2
かつんかつんと、ジェミナの靴の音がする。カインは、ジェミナを追いかけた。
「まったく、カルミナが急に孤児院から女の子を引き取ったのは、お人形さんにして、言う事を聞かせるためだったんだな」
ジェミナは、そう言って、外へ出ようとしている。
「むしゃくしゃするから飲んでくる。早めに帰ろうと思うので、鍵は閉めないでくれよ」
「はい」
メイドと執事が頭を下げる。
(ジェミナは、何も知らないようだな)
カインは、そう思い、カルミナを探した。
カルミナの部屋の前を通り過ぎようとした。
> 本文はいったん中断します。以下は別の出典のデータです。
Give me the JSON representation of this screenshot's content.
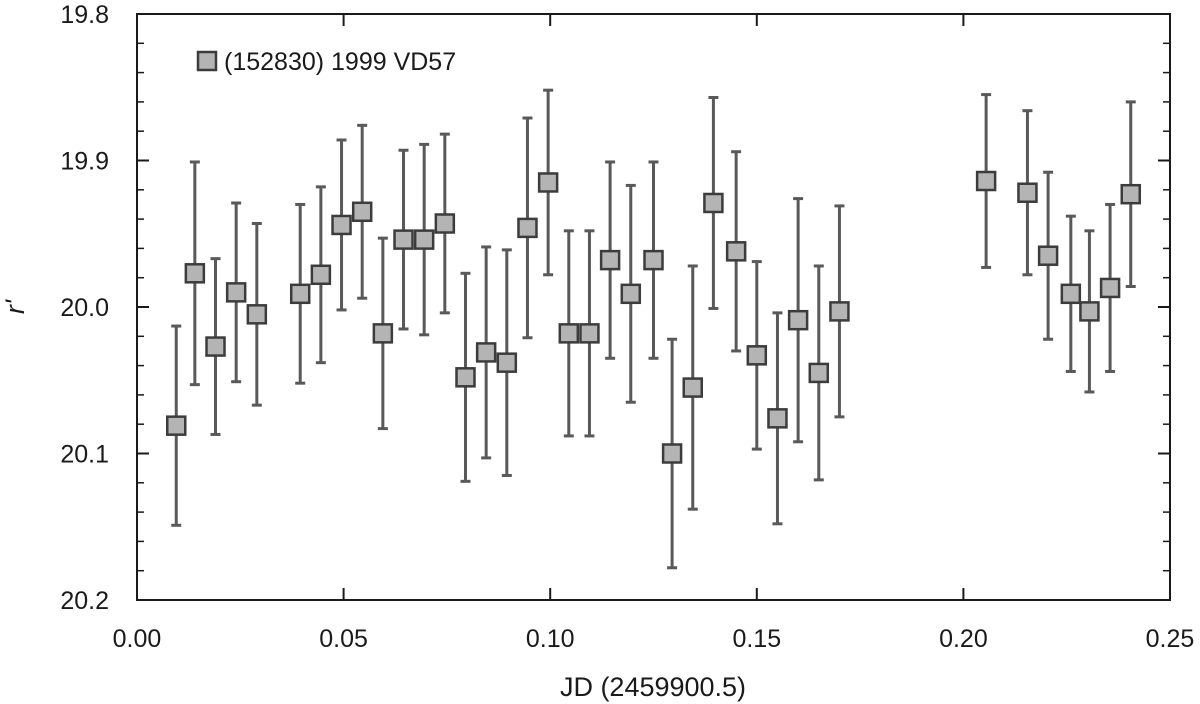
{
  "chart_data": {
    "type": "scatter",
    "title": "",
    "xlabel": "JD (2459900.5)",
    "ylabel": "r'",
    "xlim": [
      0.0,
      0.25
    ],
    "ylim": [
      20.2,
      19.8
    ],
    "y_inverted": true,
    "x_ticks": [
      "0.00",
      "0.05",
      "0.10",
      "0.15",
      "0.20",
      "0.25"
    ],
    "y_ticks": [
      "19.8",
      "19.9",
      "20.0",
      "20.1",
      "20.2"
    ],
    "grid": false,
    "legend_position": "top-left",
    "marker": "square",
    "marker_fill": "#b4b4b4",
    "marker_edge": "#3c3c3c",
    "errorbar_color": "#595959",
    "series": [
      {
        "name": "(152830) 1999 VD57",
        "points": [
          {
            "x": 0.0095,
            "y": 20.081,
            "yerr": 0.068
          },
          {
            "x": 0.014,
            "y": 19.977,
            "yerr": 0.076
          },
          {
            "x": 0.019,
            "y": 20.027,
            "yerr": 0.06
          },
          {
            "x": 0.024,
            "y": 19.99,
            "yerr": 0.061
          },
          {
            "x": 0.029,
            "y": 20.005,
            "yerr": 0.062
          },
          {
            "x": 0.0395,
            "y": 19.991,
            "yerr": 0.061
          },
          {
            "x": 0.0445,
            "y": 19.978,
            "yerr": 0.06
          },
          {
            "x": 0.0495,
            "y": 19.944,
            "yerr": 0.058
          },
          {
            "x": 0.0545,
            "y": 19.935,
            "yerr": 0.059
          },
          {
            "x": 0.0595,
            "y": 20.018,
            "yerr": 0.065
          },
          {
            "x": 0.0645,
            "y": 19.954,
            "yerr": 0.061
          },
          {
            "x": 0.0695,
            "y": 19.954,
            "yerr": 0.065
          },
          {
            "x": 0.0745,
            "y": 19.943,
            "yerr": 0.061
          },
          {
            "x": 0.0795,
            "y": 20.048,
            "yerr": 0.071
          },
          {
            "x": 0.0845,
            "y": 20.031,
            "yerr": 0.072
          },
          {
            "x": 0.0895,
            "y": 20.038,
            "yerr": 0.077
          },
          {
            "x": 0.0945,
            "y": 19.946,
            "yerr": 0.075
          },
          {
            "x": 0.0995,
            "y": 19.915,
            "yerr": 0.063
          },
          {
            "x": 0.1045,
            "y": 20.018,
            "yerr": 0.07
          },
          {
            "x": 0.1095,
            "y": 20.018,
            "yerr": 0.07
          },
          {
            "x": 0.1145,
            "y": 19.968,
            "yerr": 0.067
          },
          {
            "x": 0.1195,
            "y": 19.991,
            "yerr": 0.074
          },
          {
            "x": 0.125,
            "y": 19.968,
            "yerr": 0.067
          },
          {
            "x": 0.1295,
            "y": 20.1,
            "yerr": 0.078
          },
          {
            "x": 0.1345,
            "y": 20.055,
            "yerr": 0.083
          },
          {
            "x": 0.1395,
            "y": 19.929,
            "yerr": 0.072
          },
          {
            "x": 0.145,
            "y": 19.962,
            "yerr": 0.068
          },
          {
            "x": 0.15,
            "y": 20.033,
            "yerr": 0.064
          },
          {
            "x": 0.155,
            "y": 20.076,
            "yerr": 0.072
          },
          {
            "x": 0.16,
            "y": 20.009,
            "yerr": 0.083
          },
          {
            "x": 0.165,
            "y": 20.045,
            "yerr": 0.073
          },
          {
            "x": 0.17,
            "y": 20.003,
            "yerr": 0.072
          },
          {
            "x": 0.2055,
            "y": 19.914,
            "yerr": 0.059
          },
          {
            "x": 0.2155,
            "y": 19.922,
            "yerr": 0.056
          },
          {
            "x": 0.2205,
            "y": 19.965,
            "yerr": 0.057
          },
          {
            "x": 0.226,
            "y": 19.991,
            "yerr": 0.053
          },
          {
            "x": 0.2305,
            "y": 20.003,
            "yerr": 0.055
          },
          {
            "x": 0.2355,
            "y": 19.987,
            "yerr": 0.057
          },
          {
            "x": 0.2405,
            "y": 19.923,
            "yerr": 0.063
          }
        ]
      }
    ]
  }
}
すると。
「よくやったわ、フェドム」
カルミナが酒に酔って大声でしゃべっている。
「まさか、こんなにうまくいくなんてね」
「カルミナ様、落ち着いて下さい」
「あの封筒の中身を変えたのに、ジェミナは気づいているのだろうけど、ジェシカは、気づかないわよね」
「カルミナ様……」
「だって、十三なんて悪い数字の当主なんてなりたくなかったの」
(それだけのことなのか?)
少しでも気に食わないと平気で大きなことをする者がよくいる、カルミナがその最たるものなのだろう。
「ジェミナに、一瞬でも当主をやらせるのは、嫌だし、丁度良かったわよね、あはははは」
高笑いした後、カルミナは、声を低くして。
「あの子には、死んでもらうわ」
カルミナは、ドンと足をつき。
「私が、すぐに十四代目当主になってあげるわよ」
(暗殺か……)
暗殺はよくあることだったので、何も珍しくはないと思っていた。
(ジェシカ様が危ない)
ジェシカのもとへ、カインは走った。